Es así como nos llega el eco del filósofo, como algo anterior a nosotros y no como lo que es una consecuencia, de nuevo, de la palabra. El eco no es lo que reverbera como expresión de una voz lanzada al vacío y que se nos devuelve es, más bien, una palabra que viene del pasado, un eco antiguo, un destino anterior que habla a través de nosotros generándonos la ilusión de que podemos gobernarlo.
Somos la antigüedad del verbo y no su futuro; una suerte de precipitación del devenir al que le es ajena cualquier apropiación. Entonces no hay eco como devolución sino como herencia.
Circuncidar
Y no puede sino haber la circuncisión; y ésta como el aliento de toda su búsqueda y también delirio filosófico, literario, poético y político, tantas veces imantado por el dolor radical y la incertidumbre de saber dónde es que fue arrojado el resto extirpado, pero, a la vez, la certeza de saberse incompleto, para siempre irrealizado y deviniendo a todo momento suplementario.
“Debo decir que pasé toda mi vida enseñando para entender, finalmente, aquello que mezcla la sangre, la oración y las lágrimas […]”.
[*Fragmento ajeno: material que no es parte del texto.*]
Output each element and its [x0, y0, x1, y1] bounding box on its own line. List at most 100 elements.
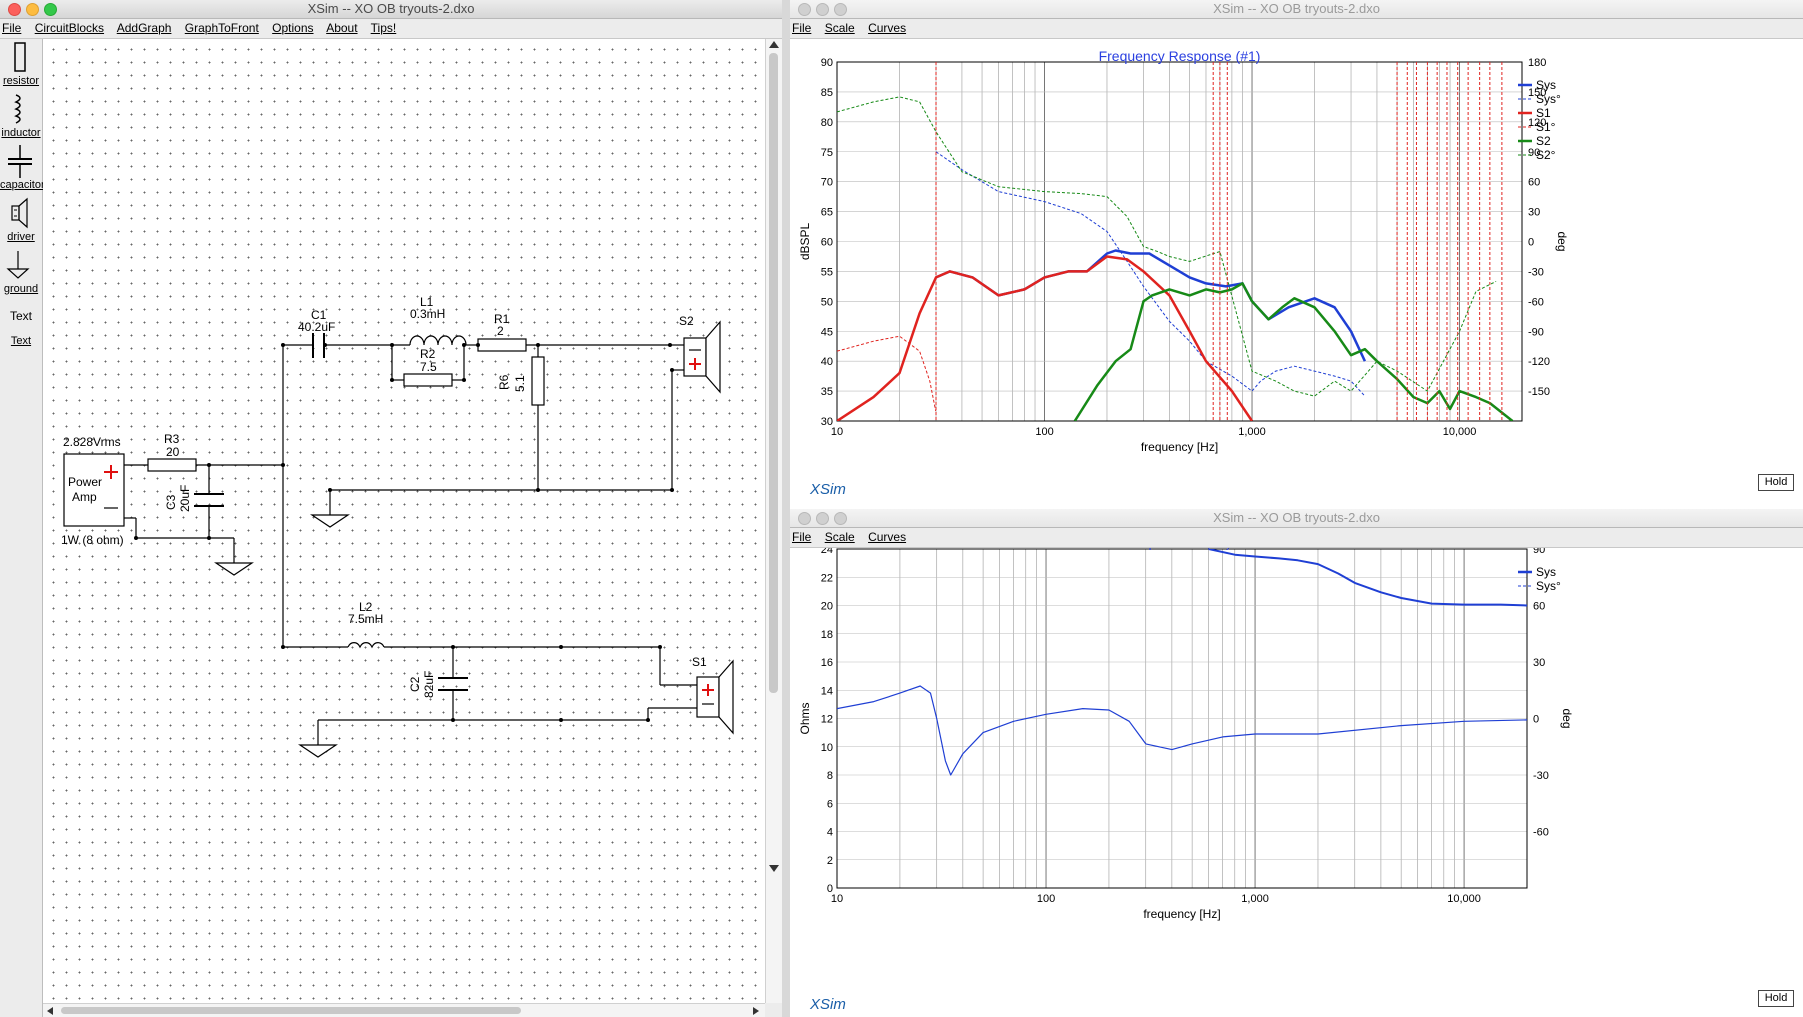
ground-symbol[interactable] — [298, 744, 338, 758]
close-button[interactable] — [8, 3, 21, 16]
inductor-L1[interactable] — [409, 335, 467, 346]
menu-addgraph[interactable]: AddGraph — [117, 21, 172, 35]
tool-resistor[interactable]: resistor — [0, 39, 42, 91]
minimize-button[interactable] — [816, 512, 829, 525]
y-tick-label: 40 — [821, 356, 833, 368]
menu-scale[interactable]: Scale — [825, 530, 855, 544]
schematic-window: XSim -- XO OB tryouts-2.dxo File Circuit… — [0, 0, 782, 1017]
resistor-R6[interactable] — [531, 356, 545, 406]
schematic-canvas[interactable]: 2.828Vrms Power Amp 1W (8 ohm) R3 20 C3 … — [43, 39, 765, 1003]
legend-label[interactable]: Sys° — [1536, 579, 1561, 593]
y2-tick-label: -150 — [1528, 386, 1550, 398]
label-C2-value: 82uF — [422, 671, 436, 698]
inductor-L2[interactable] — [347, 642, 385, 649]
impedance-window: XSim -- XO OB tryouts-2.dxo File Scale C… — [790, 509, 1803, 1017]
tool-label: Text — [10, 335, 32, 347]
window-title: XSim -- XO OB tryouts-2.dxo — [1213, 1, 1380, 16]
close-button[interactable] — [798, 3, 811, 16]
y2-axis-label: deg — [1555, 231, 1569, 251]
legend-label[interactable]: Sys — [1536, 78, 1556, 92]
minimize-button[interactable] — [816, 3, 829, 16]
x-axis-label: frequency [Hz] — [1141, 440, 1218, 454]
frequency-response-window: XSim -- XO OB tryouts-2.dxo File Scale C… — [790, 0, 1803, 507]
tool-ground[interactable]: ground — [0, 247, 42, 299]
chart-title: Frequency Response (#1) — [1099, 48, 1261, 64]
driver-icon — [11, 197, 28, 229]
menu-options[interactable]: Options — [272, 21, 313, 35]
hold-button[interactable]: Hold — [1758, 474, 1794, 491]
imp-window-titlebar[interactable]: XSim -- XO OB tryouts-2.dxo — [790, 509, 1803, 528]
scroll-down-arrow-icon[interactable] — [769, 865, 779, 872]
vertical-scrollbar[interactable] — [765, 39, 782, 1003]
legend-label[interactable]: S2° — [1536, 148, 1556, 162]
y-tick-label: 2 — [827, 855, 833, 867]
label-R3-name: R3 — [164, 432, 180, 446]
x-tick-label: 10,000 — [1443, 426, 1477, 438]
scroll-up-arrow-icon[interactable] — [769, 41, 779, 48]
schematic-window-titlebar[interactable]: XSim -- XO OB tryouts-2.dxo — [0, 0, 782, 19]
menu-tips[interactable]: Tips! — [371, 21, 397, 35]
tool-capacitor[interactable]: capacitor — [0, 143, 45, 195]
label-R3-value: 20 — [166, 445, 180, 459]
close-button[interactable] — [798, 512, 811, 525]
driver-S1[interactable] — [696, 659, 734, 735]
y2-tick-label: -30 — [1528, 266, 1544, 278]
legend-label[interactable]: Sys — [1536, 565, 1556, 579]
tool-text[interactable]: Text Text — [0, 299, 42, 351]
y-tick-label: 80 — [821, 117, 833, 129]
zoom-button[interactable] — [834, 3, 847, 16]
series-line-sys — [837, 685, 1527, 776]
legend-label[interactable]: S1° — [1536, 120, 1556, 134]
legend-label[interactable]: Sys° — [1536, 92, 1561, 106]
impedance-chart[interactable]: 024681012141618202224-60-30030609010 100 1… — [790, 548, 1803, 1017]
resistor-R1[interactable] — [477, 338, 527, 352]
fr-window-titlebar[interactable]: XSim -- XO OB tryouts-2.dxo — [790, 0, 1803, 19]
tool-driver[interactable]: driver — [0, 195, 42, 247]
tool-label: inductor — [1, 127, 41, 139]
scroll-right-arrow-icon[interactable] — [753, 1007, 759, 1015]
zoom-button[interactable] — [834, 512, 847, 525]
label-C3-value: 20uF — [178, 485, 192, 512]
legend-label[interactable]: S1 — [1536, 106, 1551, 120]
y-tick-label: 90 — [821, 57, 833, 69]
resistor-R2[interactable] — [403, 373, 453, 387]
menu-scale[interactable]: Scale — [825, 21, 855, 35]
y-tick-label: 70 — [821, 177, 833, 189]
y2-tick-label: 30 — [1528, 207, 1540, 219]
y-tick-label: 85 — [821, 87, 833, 99]
menu-curves[interactable]: Curves — [868, 530, 906, 544]
y-tick-label: 60 — [821, 237, 833, 249]
menu-circuitblocks[interactable]: CircuitBlocks — [35, 21, 104, 35]
y-axis-label: Ohms — [798, 702, 812, 734]
menu-file[interactable]: File — [792, 530, 811, 544]
ground-symbol[interactable] — [310, 514, 350, 528]
tool-inductor[interactable]: inductor — [0, 91, 42, 143]
y-tick-label: 12 — [821, 714, 833, 726]
horizontal-scrollbar[interactable] — [43, 1003, 765, 1017]
hold-button[interactable]: Hold — [1758, 990, 1794, 1007]
y2-tick-label: 60 — [1528, 177, 1540, 189]
ground-symbol[interactable] — [214, 562, 254, 576]
y2-tick-label: 90 — [1533, 548, 1545, 556]
fr-menubar: File Scale Curves — [790, 19, 1803, 39]
scroll-thumb[interactable] — [769, 53, 778, 693]
menu-graphtofront[interactable]: GraphToFront — [185, 21, 259, 35]
menu-about[interactable]: About — [326, 21, 357, 35]
menu-file[interactable]: File — [2, 21, 21, 35]
zoom-button[interactable] — [44, 3, 57, 16]
main-menubar: File CircuitBlocks AddGraph GraphToFront… — [0, 19, 782, 39]
y-tick-label: 16 — [821, 657, 833, 669]
frequency-response-chart[interactable]: 30 35 40 45 50 55 60 65 70 75 80 85 90 -150 -120 -90 -60… — [790, 39, 1803, 507]
label-S2: S2 — [679, 314, 694, 328]
resistor-icon — [14, 42, 26, 72]
resistor-R3[interactable] — [147, 458, 197, 472]
menu-file[interactable]: File — [792, 21, 811, 35]
menu-curves[interactable]: Curves — [868, 21, 906, 35]
scroll-left-arrow-icon[interactable] — [47, 1007, 53, 1015]
ground-icon — [6, 251, 30, 279]
driver-S2[interactable] — [683, 320, 721, 394]
scroll-thumb[interactable] — [61, 1007, 521, 1014]
legend-label[interactable]: S2 — [1536, 134, 1551, 148]
x-tick-label: 100 — [1035, 426, 1053, 438]
minimize-button[interactable] — [26, 3, 39, 16]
Podemos entender esto dicho por Jacques Derrida en Circonfession, como aquel momento irrepetible en el que el rito agrupa, posiblemente como en muchos otros ritos, la sangre con la oración, lo que emana como fluido y aquello que celebra y canta esa misma fluidez. No hay sangramiento ritual sin esa música de fondo que es la plegaria que cantan aquellos que son los encargados de la escena, en este caso, del sangramiento. Sin embargo, no en todo rito se llora o hay lágrimas tal como él lo escribe. Las lágrimas son aquí, se piensa, el descubrimiento de aquello que atravesó su vida. Ese dolor que pudo callar pero que inexorablemente lo llevó a las lágrimas; no se trata aquí de un llanto por algún dolor particular como puede ser la pérdida de un ser querido, por ejemplo, sino de esa suerte de fundación lagrimal que lo acompañó para siempre y de la cual ni siquiera tiene memoria pero que, al final de todo, no puede sino venir acompañada de sangre y oración.
Así, y si nos preguntamos otra vez dónde está el origen sin origen del pensamiento de Derrida, sería aquí, en las lágrimas que emergen desde un tiempo inmemorial en el que no decidió sangrar ni ser orado, pero en donde encuentra la estructura más definitiva de su propio ser, su no-memoria, la misma que lo devuelve al sentido sin recuerdo de su nostalgia.
Vida
“Es la pasión de la deconstrucción, que provoca las plegarias y las lágrimas de Jacques Derrida” apunta John Caputo en un hermoso texto sin traducir titulado The Prayers and Tears of Jacques Derrida Religion without Religion (1997), y más adelante –en lo que es una frase que hace temblar– Derrida sería “un hombre de lágrimas y plegarias”.
Sin embargo, quisiera quedarme (después de la herida, de todos los dolores, de la nostalgia incombustible por aquel resto y por aquella falta, después de ser un “hombre de lágrimas y plegarias” y de encontrar, en su circuncisión, el recuerdo sin recuerdo de una escritura o un archivo que lo afilia y desafilia desde el tormento de una arqueología imposible) con las siguientes palabras de Derrida: “La circuncisión es el deseo de vivir sin tener necesidad de escribir: “amar la vida” (1991).
No podrá ser de otra manera con el filósofo. Éste es, al final de todo, algo así como su legado sin dueño, su amor sin firma ni remitente; un aliento de vida y no de muerte, un abrazo a lo vital, a lo que nos da y entrega existencia. Aunque venga desde una llaga, la vida más resplandece cuando atravesamos el sufrimiento.
Esto es respirar, ver, sentir, tocar… a cada segundo y en la espera de toda hermosa muerte.